Chamamos contratempo ao que parece ir contra o tempo. Sendo
o tempo elite (eleita ou não) provinda de onde, pelo menos, não existe tempo
(não sabemos que outras formas de tempo existem para além destas, o tempo, o
intemporal e o não tempo e o contemporâneo está incluído, na categoria de tempo
e, sob o ponto de vista zen, poderá ou não, conforme o “espírito com que é
pronunciado” entrar na categoria do não-tempo), o contratempo, dizia, indo
contra o tempo pode ser que esteja a favor ou do intemporal ou até mesmo do não
tempo. Dirão: que bem jogas com as palavras!
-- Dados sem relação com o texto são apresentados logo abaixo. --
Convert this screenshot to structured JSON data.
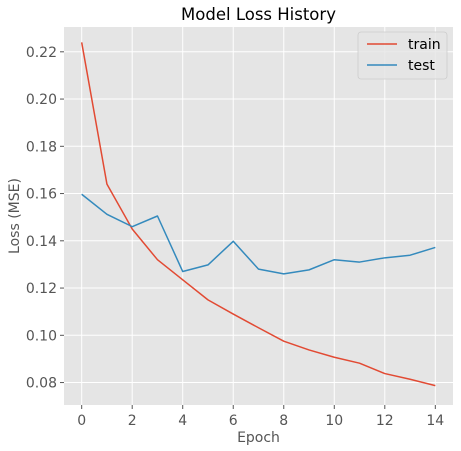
{
  "chart_data": {
    "type": "line",
    "title": "Model Loss History",
    "xlabel": "Epoch",
    "ylabel": "Loss (MSE)",
    "xlim": [
      -0.7,
      14.7
    ],
    "ylim": [
      0.0705,
      0.2305
    ],
    "xticks": [
      0,
      2,
      4,
      6,
      8,
      10,
      12,
      14
    ],
    "xtick_labels": [
      "0",
      "2",
      "4",
      "6",
      "8",
      "10",
      "12",
      "14"
    ],
    "yticks": [
      0.08,
      0.1,
      0.12,
      0.14,
      0.16,
      0.18,
      0.2,
      0.22
    ],
    "ytick_labels": [
      "0.08",
      "0.10",
      "0.12",
      "0.14",
      "0.16",
      "0.18",
      "0.20",
      "0.22"
    ],
    "grid": true,
    "legend_position": "top-right",
    "x": [
      0,
      1,
      2,
      3,
      4,
      5,
      6,
      7,
      8,
      9,
      10,
      11,
      12,
      13,
      14
    ],
    "series": [
      {
        "name": "train",
        "color": "#E24A33",
        "values": [
          0.224,
          0.164,
          0.145,
          0.132,
          0.1235,
          0.115,
          0.109,
          0.1032,
          0.0975,
          0.0938,
          0.0907,
          0.0882,
          0.0838,
          0.0814,
          0.0787
        ]
      },
      {
        "name": "test",
        "color": "#348ABD",
        "values": [
          0.1597,
          0.1512,
          0.146,
          0.1505,
          0.127,
          0.1298,
          0.1398,
          0.128,
          0.126,
          0.1277,
          0.132,
          0.131,
          0.1328,
          0.1339,
          0.1372
        ]
      }
    ]
  },
  "colors": {
    "plot_background": "#E5E5E5",
    "grid": "#FFFFFF"
  }
}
Coisa que me incomoda
sobremaneira, senão, vejamos este caso, não são estas concepções (as concepções
são mais do que conceitos) sobre a substância ou consistência ou própria
natureza de várias palavras cuja raiz é o “tempo”. E tomamos a palavra “tempo”
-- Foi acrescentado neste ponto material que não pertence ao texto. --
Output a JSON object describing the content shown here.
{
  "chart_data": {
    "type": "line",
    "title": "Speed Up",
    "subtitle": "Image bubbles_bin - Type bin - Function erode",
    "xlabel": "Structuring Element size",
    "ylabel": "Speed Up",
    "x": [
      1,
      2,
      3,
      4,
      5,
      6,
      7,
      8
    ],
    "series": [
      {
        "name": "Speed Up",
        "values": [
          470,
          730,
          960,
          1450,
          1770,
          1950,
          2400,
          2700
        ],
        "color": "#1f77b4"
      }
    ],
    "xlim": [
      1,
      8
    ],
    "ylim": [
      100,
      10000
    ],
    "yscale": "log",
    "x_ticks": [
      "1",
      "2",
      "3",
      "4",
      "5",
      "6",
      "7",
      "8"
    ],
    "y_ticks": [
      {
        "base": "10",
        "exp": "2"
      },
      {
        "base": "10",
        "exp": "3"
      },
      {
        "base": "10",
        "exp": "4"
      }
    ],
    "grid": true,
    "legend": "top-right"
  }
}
como sendo a raiz apenas porque estamos retidos num universo que aparentemente
usa as coordenadas visíveis tanto para o espaço como para o tempo mas
poderíamos tomar cada uma das outras como palavras raízes. Hoje ardeu o Museu
da Língua Portuguesa e tal contratempo, porque o é, poderá significar coisas
diversas consoante a perspectiva em que nos encontremos: de uma perspectiva intemporal,
esse contratempo, pode revelar (falo em revelar e não em razão porque a
revelação engole a razão e o vice versa na maioria das vezes não acontece) que a língua é intemporal, ultrapassando o
próprio conceito de museu... por outro lado pode revelar a vontade de um não
tempo porque por mais interactivo e informático que fosse o museu, a língua não
é uma brincadeira de computadores nem uma interacção em forma de jogo lúdico
mas sim, qualquer coisa de importante, vivo, e que longe de estar morta e
encerrada num museu, se revela afinal, fora das paredes dele não sendo este necessário.
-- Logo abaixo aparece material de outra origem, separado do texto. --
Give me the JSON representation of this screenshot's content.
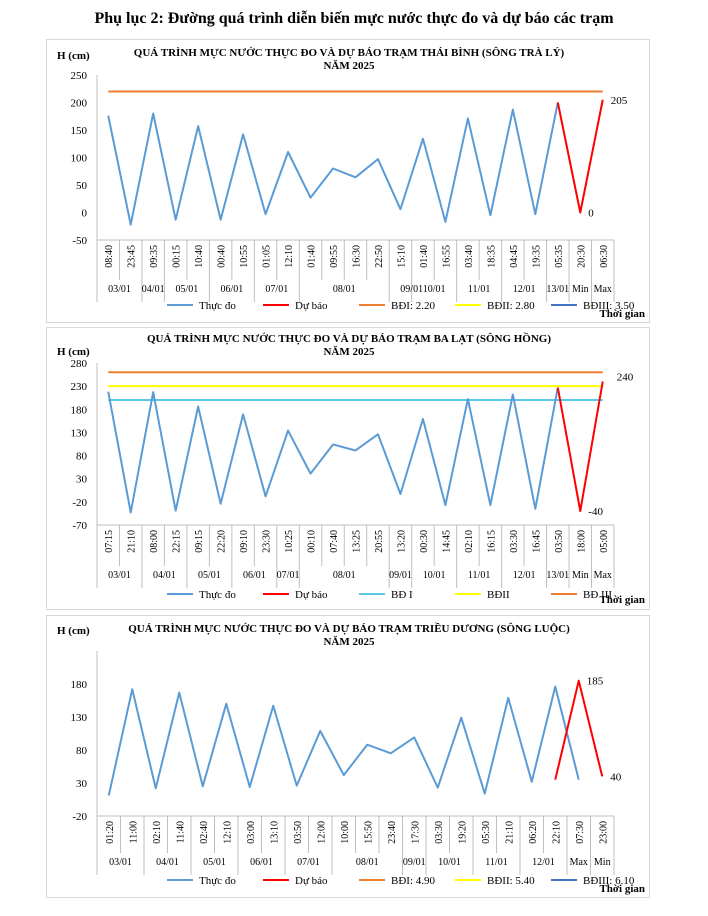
{
  "page_title": "Phụ lục 2: Đường quá trình diễn biến mực nước thực đo và dự báo các trạm",
  "chart_data": [
    {
      "type": "line",
      "title": "QUÁ TRÌNH MỰC NƯỚC THỰC ĐO VÀ DỰ BÁO TRẠM THÁI BÌNH (SÔNG TRÀ LÝ)",
      "subtitle": "NĂM 2025",
      "ylabel": "H (cm)",
      "xlabel": "Thời gian",
      "ylim": [
        -50,
        250
      ],
      "yticks": [
        "250",
        "200",
        "150",
        "100",
        "50",
        "0",
        "-50"
      ],
      "ytick_values": [
        250,
        200,
        150,
        100,
        50,
        0,
        -50
      ],
      "times": [
        "08:40",
        "23:45",
        "09:35",
        "00:15",
        "10:40",
        "00:40",
        "10:55",
        "01:05",
        "12:10",
        "01:40",
        "09:55",
        "16:30",
        "22:50",
        "15:10",
        "01:40",
        "16:55",
        "03:40",
        "18:35",
        "04:45",
        "19:35",
        "05:35",
        "20:30",
        "06:30"
      ],
      "date_groups": [
        {
          "label": "03/01",
          "start": 0,
          "end": 1
        },
        {
          "label": "04/01",
          "start": 2,
          "end": 2
        },
        {
          "label": "05/01",
          "start": 3,
          "end": 4
        },
        {
          "label": "06/01",
          "start": 5,
          "end": 6
        },
        {
          "label": "07/01",
          "start": 7,
          "end": 8
        },
        {
          "label": "08/01",
          "start": 9,
          "end": 12
        },
        {
          "label": "09/01",
          "start": 13,
          "end": 13
        },
        {
          "label": "10/01",
          "start": 14,
          "end": 15
        },
        {
          "label": "11/01",
          "start": 16,
          "end": 17
        },
        {
          "label": "12/01",
          "start": 18,
          "end": 19
        },
        {
          "label": "13/01",
          "start": 20,
          "end": 20
        },
        {
          "label": "Min",
          "start": 21,
          "end": 21
        },
        {
          "label": "Max",
          "start": 22,
          "end": 22
        }
      ],
      "date_label_shift": [
        0,
        0,
        0,
        0,
        0,
        0,
        0.5,
        0,
        0,
        0,
        0,
        0,
        0
      ],
      "series": [
        {
          "name": "Thực đo",
          "color": "#5b9bd5",
          "start": 0,
          "values": [
            176,
            -22,
            180,
            -13,
            157,
            -13,
            142,
            -3,
            110,
            27,
            80,
            64,
            97,
            6,
            134,
            -17,
            171,
            -5,
            187,
            -3,
            200
          ]
        },
        {
          "name": "Dự báo",
          "color": "#ff0000",
          "start": 20,
          "values": [
            200,
            0,
            205
          ]
        }
      ],
      "thresholds": [
        {
          "name": "BĐI: 2.20",
          "color": "#ed7d31",
          "value": 220
        }
      ],
      "legend": [
        {
          "name": "Thực đo",
          "color": "#5b9bd5"
        },
        {
          "name": "Dự báo",
          "color": "#ff0000"
        },
        {
          "name": "BĐI: 2.20",
          "color": "#ed7d31"
        },
        {
          "name": "BĐII: 2.80",
          "color": "#ffff00"
        },
        {
          "name": "BĐIII: 3.50",
          "color": "#4472c4"
        }
      ],
      "annotations": [
        {
          "text": "205",
          "point": 22,
          "value": 205,
          "pos": "right"
        },
        {
          "text": "0",
          "point": 21,
          "value": 0,
          "pos": "right"
        }
      ]
    },
    {
      "type": "line",
      "title": "QUÁ TRÌNH MỰC NƯỚC THỰC ĐO VÀ DỰ BÁO TRẠM BA LẠT (SÔNG HỒNG)",
      "subtitle": "NĂM 2025",
      "ylabel": "H (cm)",
      "xlabel": "Thời gian",
      "ylim": [
        -70,
        280
      ],
      "yticks": [
        "280",
        "230",
        "180",
        "130",
        "80",
        "30",
        "-20",
        "-70"
      ],
      "ytick_values": [
        280,
        230,
        180,
        130,
        80,
        30,
        -20,
        -70
      ],
      "times": [
        "07:15",
        "21:10",
        "08:00",
        "22:15",
        "09:15",
        "22:20",
        "09:10",
        "23:30",
        "10:25",
        "00:10",
        "07:40",
        "13:25",
        "20:55",
        "13:20",
        "00:30",
        "14:45",
        "02:10",
        "16:15",
        "03:30",
        "16:45",
        "03:50",
        "18:00",
        "05:00"
      ],
      "date_groups": [
        {
          "label": "03/01",
          "start": 0,
          "end": 1
        },
        {
          "label": "04/01",
          "start": 2,
          "end": 3
        },
        {
          "label": "05/01",
          "start": 4,
          "end": 5
        },
        {
          "label": "06/01",
          "start": 6,
          "end": 7
        },
        {
          "label": "07/01",
          "start": 8,
          "end": 8
        },
        {
          "label": "08/01",
          "start": 9,
          "end": 12
        },
        {
          "label": "09/01",
          "start": 13,
          "end": 13
        },
        {
          "label": "10/01",
          "start": 14,
          "end": 15
        },
        {
          "label": "11/01",
          "start": 16,
          "end": 17
        },
        {
          "label": "12/01",
          "start": 18,
          "end": 19
        },
        {
          "label": "13/01",
          "start": 20,
          "end": 20
        },
        {
          "label": "Min",
          "start": 21,
          "end": 21
        },
        {
          "label": "Max",
          "start": 22,
          "end": 22
        }
      ],
      "date_label_shift": [
        0,
        0,
        0,
        0,
        0,
        0,
        0,
        0,
        0,
        0,
        0,
        0,
        0
      ],
      "series": [
        {
          "name": "Thực đo",
          "color": "#5b9bd5",
          "start": 0,
          "values": [
            218,
            -43,
            217,
            -39,
            186,
            -24,
            169,
            -8,
            134,
            41,
            104,
            91,
            126,
            -3,
            159,
            -27,
            202,
            -27,
            212,
            -35,
            227
          ]
        },
        {
          "name": "Dự báo",
          "color": "#ff0000",
          "start": 20,
          "values": [
            227,
            -40,
            240
          ]
        }
      ],
      "thresholds": [
        {
          "name": "BĐ I",
          "color": "#5bc8e8",
          "value": 200
        },
        {
          "name": "BĐII",
          "color": "#ffff00",
          "value": 230
        },
        {
          "name": "BĐ III",
          "color": "#ed7d31",
          "value": 260
        }
      ],
      "legend": [
        {
          "name": "Thực đo",
          "color": "#5b9bd5"
        },
        {
          "name": "Dự báo",
          "color": "#ff0000"
        },
        {
          "name": "BĐ I",
          "color": "#5bc8e8"
        },
        {
          "name": "BĐII",
          "color": "#ffff00"
        },
        {
          "name": "BĐ III",
          "color": "#ed7d31"
        }
      ],
      "annotations": [
        {
          "text": "240",
          "point": 22,
          "value": 240,
          "pos": "right-up"
        },
        {
          "text": "-40",
          "point": 21,
          "value": -40,
          "pos": "right"
        }
      ]
    },
    {
      "type": "line",
      "title": "QUÁ TRÌNH MỰC NƯỚC THỰC ĐO VÀ DỰ BÁO TRẠM TRIỀU DƯƠNG (SÔNG LUỘC)",
      "subtitle": "NĂM 2025",
      "ylabel": "H (cm)",
      "xlabel": "Thời gian",
      "ylim": [
        -20,
        230
      ],
      "yticks": [
        "180",
        "130",
        "80",
        "30",
        "-20"
      ],
      "ytick_values": [
        180,
        130,
        80,
        30,
        -20
      ],
      "times": [
        "01:20",
        "11:00",
        "02:10",
        "11:40",
        "02:40",
        "12:10",
        "03:00",
        "13:10",
        "03:50",
        "12:00",
        "10:00",
        "15:50",
        "23:40",
        "17:30",
        "03:30",
        "19:20",
        "05:30",
        "21:10",
        "06:20",
        "22:10",
        "07:30",
        "23:00"
      ],
      "date_groups": [
        {
          "label": "03/01",
          "start": 0,
          "end": 1
        },
        {
          "label": "04/01",
          "start": 2,
          "end": 3
        },
        {
          "label": "05/01",
          "start": 4,
          "end": 5
        },
        {
          "label": "06/01",
          "start": 6,
          "end": 7
        },
        {
          "label": "07/01",
          "start": 8,
          "end": 9
        },
        {
          "label": "08/01",
          "start": 10,
          "end": 12
        },
        {
          "label": "09/01",
          "start": 13,
          "end": 13
        },
        {
          "label": "10/01",
          "start": 14,
          "end": 15
        },
        {
          "label": "11/01",
          "start": 16,
          "end": 17
        },
        {
          "label": "12/01",
          "start": 18,
          "end": 19
        },
        {
          "label": "Max",
          "start": 20,
          "end": 20
        },
        {
          "label": "Min",
          "start": 21,
          "end": 21
        }
      ],
      "date_label_shift": [
        0,
        0,
        0,
        0,
        0,
        0,
        0,
        0,
        0,
        0,
        0,
        0
      ],
      "series": [
        {
          "name": "Thực đo",
          "color": "#5b9bd5",
          "start": 0,
          "values": [
            11,
            172,
            22,
            167,
            25,
            150,
            24,
            147,
            26,
            109,
            42,
            88,
            75,
            99,
            23,
            129,
            14,
            159,
            32,
            176,
            35
          ]
        },
        {
          "name": "Dự báo",
          "color": "#ff0000",
          "start": 19,
          "values": [
            35,
            185,
            40
          ]
        }
      ],
      "thresholds": [],
      "legend": [
        {
          "name": "Thực đo",
          "color": "#5b9bd5"
        },
        {
          "name": "Dự báo",
          "color": "#ff0000"
        },
        {
          "name": "BĐI: 4.90",
          "color": "#ed7d31"
        },
        {
          "name": "BĐII: 5.40",
          "color": "#ffff00"
        },
        {
          "name": "BĐIII: 6.10",
          "color": "#4472c4"
        }
      ],
      "annotations": [
        {
          "text": "185",
          "point": 20,
          "value": 185,
          "pos": "right"
        },
        {
          "text": "40",
          "point": 21,
          "value": 40,
          "pos": "right"
        }
      ]
    }
  ]
}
Tudo depende do que entendemos ou de que julgamos fazer com a língua. Tanto a
ausência de qualquer coisa como a manifestação de qualquer coisa são sintomas
de que esse qualquer coisa deve ser motivo de atenção. Um contratempo destes
não poderia deixar de ficar imune à análise para quem escreve e lida com a
língua. Muito mais do que jogos de palavras trata-se aqui da forma como
concebemos, em última análise, a língua portuguesa. Não se trata de tomar
partido por museus, mais ou menos informáticos, de existirem museus da língua
ou não, trata-se de reparar que qualquer coisa mexeu. E pelo fogo, ainda por
cima.
(Cynthia Guimarães Taveira)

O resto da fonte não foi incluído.